About the Book: A beautiful blanket of snow may cover the quaint town of Deep Haven each winter, but it can’t quite hide the wreckage of Noelle and Eli Hueston’s marriage. After twenty-five years, they’re contemplating divorce . . . just as soon as their youngest son graduates from high school. But then an accident erases part of Noelle's memory. Though her other injuries are minor, she doesn’t remember Eli, their children, or the tragedy that has ripped their family apart. What’s more, Noelle is shocked that her life has turned out nothing like she dreamed it would. As she tries to regain her memory and slowly steps into her role as a wife and mother, Eli helps her readjust to daily life with sometimes-hilarious, sometimes-heartwarming results. But can she fall in love again with a man she can’t remember? Will their secrets destroy them . . . or has erasing the past given them a chance for a future?
About the Author: Susan May Warren is the RITA Award-winning author of more than thirty novels. she and her husband served as a missionary in Russia for eight years before returning to the States. She writes full-time as her husband runs a lodge on Lake Superior in northern Minnesota, where many of her books are set, She and her family enjoy hiking, canoeing, and being involved in their local church. If you want to know more about her visit her website at http://www.susanmaywarren.com.

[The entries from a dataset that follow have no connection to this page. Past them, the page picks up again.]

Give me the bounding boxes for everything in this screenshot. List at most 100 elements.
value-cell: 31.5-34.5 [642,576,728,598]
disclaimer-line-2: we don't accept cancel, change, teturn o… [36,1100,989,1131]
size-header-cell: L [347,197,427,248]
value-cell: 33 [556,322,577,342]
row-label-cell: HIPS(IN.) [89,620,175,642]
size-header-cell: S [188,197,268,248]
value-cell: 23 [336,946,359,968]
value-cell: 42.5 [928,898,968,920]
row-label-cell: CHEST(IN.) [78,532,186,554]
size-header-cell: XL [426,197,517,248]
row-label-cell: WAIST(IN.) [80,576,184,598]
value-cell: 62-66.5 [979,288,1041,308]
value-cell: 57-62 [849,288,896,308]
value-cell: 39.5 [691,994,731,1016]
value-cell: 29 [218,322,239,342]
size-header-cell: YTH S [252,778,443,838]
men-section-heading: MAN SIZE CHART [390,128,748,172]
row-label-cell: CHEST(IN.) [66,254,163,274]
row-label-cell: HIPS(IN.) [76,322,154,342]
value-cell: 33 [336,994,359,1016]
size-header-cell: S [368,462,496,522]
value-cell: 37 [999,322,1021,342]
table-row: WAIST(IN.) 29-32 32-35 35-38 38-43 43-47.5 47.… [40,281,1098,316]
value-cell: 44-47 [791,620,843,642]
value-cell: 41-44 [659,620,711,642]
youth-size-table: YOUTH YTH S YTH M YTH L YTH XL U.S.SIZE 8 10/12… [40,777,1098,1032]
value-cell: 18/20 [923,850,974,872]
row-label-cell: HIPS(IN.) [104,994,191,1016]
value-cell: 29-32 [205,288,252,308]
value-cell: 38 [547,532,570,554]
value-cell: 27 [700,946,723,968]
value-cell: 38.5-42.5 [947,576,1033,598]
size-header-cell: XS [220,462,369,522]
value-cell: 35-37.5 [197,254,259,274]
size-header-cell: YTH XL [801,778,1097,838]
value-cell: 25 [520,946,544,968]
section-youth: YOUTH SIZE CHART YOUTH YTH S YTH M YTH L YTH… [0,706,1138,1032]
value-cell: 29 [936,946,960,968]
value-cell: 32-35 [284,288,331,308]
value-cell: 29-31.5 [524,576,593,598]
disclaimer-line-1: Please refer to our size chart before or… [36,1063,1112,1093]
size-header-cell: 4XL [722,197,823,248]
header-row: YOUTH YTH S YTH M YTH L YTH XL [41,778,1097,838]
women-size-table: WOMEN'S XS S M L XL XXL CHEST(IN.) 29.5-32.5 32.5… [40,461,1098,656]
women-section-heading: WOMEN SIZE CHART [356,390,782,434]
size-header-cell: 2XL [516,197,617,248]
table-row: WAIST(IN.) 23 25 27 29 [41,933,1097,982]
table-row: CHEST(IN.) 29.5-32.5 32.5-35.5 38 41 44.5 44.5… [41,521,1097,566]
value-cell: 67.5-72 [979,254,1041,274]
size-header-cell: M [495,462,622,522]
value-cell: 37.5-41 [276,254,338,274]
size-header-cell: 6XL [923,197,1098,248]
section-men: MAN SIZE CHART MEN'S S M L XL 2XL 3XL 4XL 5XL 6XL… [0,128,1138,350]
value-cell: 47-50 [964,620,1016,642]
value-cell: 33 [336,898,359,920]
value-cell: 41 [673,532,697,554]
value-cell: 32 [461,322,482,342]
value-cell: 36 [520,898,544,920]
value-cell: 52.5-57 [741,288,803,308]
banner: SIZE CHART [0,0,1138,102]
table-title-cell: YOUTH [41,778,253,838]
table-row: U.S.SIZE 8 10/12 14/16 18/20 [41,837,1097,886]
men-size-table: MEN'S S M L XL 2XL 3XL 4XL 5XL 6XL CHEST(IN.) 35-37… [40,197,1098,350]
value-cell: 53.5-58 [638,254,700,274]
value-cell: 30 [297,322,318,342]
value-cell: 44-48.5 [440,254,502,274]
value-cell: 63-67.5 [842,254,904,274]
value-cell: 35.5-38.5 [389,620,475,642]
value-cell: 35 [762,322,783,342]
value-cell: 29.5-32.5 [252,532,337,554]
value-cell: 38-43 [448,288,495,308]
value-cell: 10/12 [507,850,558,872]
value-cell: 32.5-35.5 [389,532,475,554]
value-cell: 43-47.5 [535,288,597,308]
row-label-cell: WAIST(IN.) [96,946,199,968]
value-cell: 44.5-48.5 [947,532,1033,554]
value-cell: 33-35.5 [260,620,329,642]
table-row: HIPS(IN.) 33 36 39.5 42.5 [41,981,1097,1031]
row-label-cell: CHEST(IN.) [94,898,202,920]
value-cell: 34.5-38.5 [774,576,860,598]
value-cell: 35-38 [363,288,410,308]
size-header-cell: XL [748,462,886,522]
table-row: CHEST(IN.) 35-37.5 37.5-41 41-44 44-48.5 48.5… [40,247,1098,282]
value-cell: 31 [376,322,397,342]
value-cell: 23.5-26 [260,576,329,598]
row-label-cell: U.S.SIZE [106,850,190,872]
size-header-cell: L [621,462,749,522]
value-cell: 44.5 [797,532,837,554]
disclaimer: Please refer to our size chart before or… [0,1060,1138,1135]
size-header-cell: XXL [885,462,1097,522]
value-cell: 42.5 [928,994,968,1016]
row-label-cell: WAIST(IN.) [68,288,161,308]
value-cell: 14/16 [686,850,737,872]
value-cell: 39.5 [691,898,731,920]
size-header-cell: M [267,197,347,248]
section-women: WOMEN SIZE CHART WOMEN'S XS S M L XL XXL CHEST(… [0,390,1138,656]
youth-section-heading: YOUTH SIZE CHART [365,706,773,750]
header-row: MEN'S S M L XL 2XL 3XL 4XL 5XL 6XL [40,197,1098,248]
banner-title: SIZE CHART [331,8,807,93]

My Thoughts: This book was one I did not want to put down. All thoughout the book I wondered what I would do if I could reset my own life. Having experienced many not so wonderful moments would I do the same things I did when I was 21? 30? 40? What would I chose to not do....or do anyway? These were question Susan Warren presented to me in the book. This book was about Noelle and Eli....but it was also about me. While reading this book I found my own thoughts wondering to my own only daughter and wondered to myself what I would do without her. My parents lost a child when he was 6 and I lived through how his death affected my family. Grief is a dark place and sometimes I wonder if it would not have been easier for my parents to start over. Without the memories of what was....there would be no pain. I also thought about lost friendships, lost relationships, lost marriages, mistakes...and the wounds go on. But...then I asked myself can they be erased? The answer was a resounding NO! The dark moments are what make us who we are and Susan Warren eloquently shows this to her readers. This is an amazing book of hope. I would recommend this book and give it 5 stars. It is a must read!
Disclosure of Material Connection: I received this book free to review. I was not required to write a positive review. The opinions I have expressed are my own.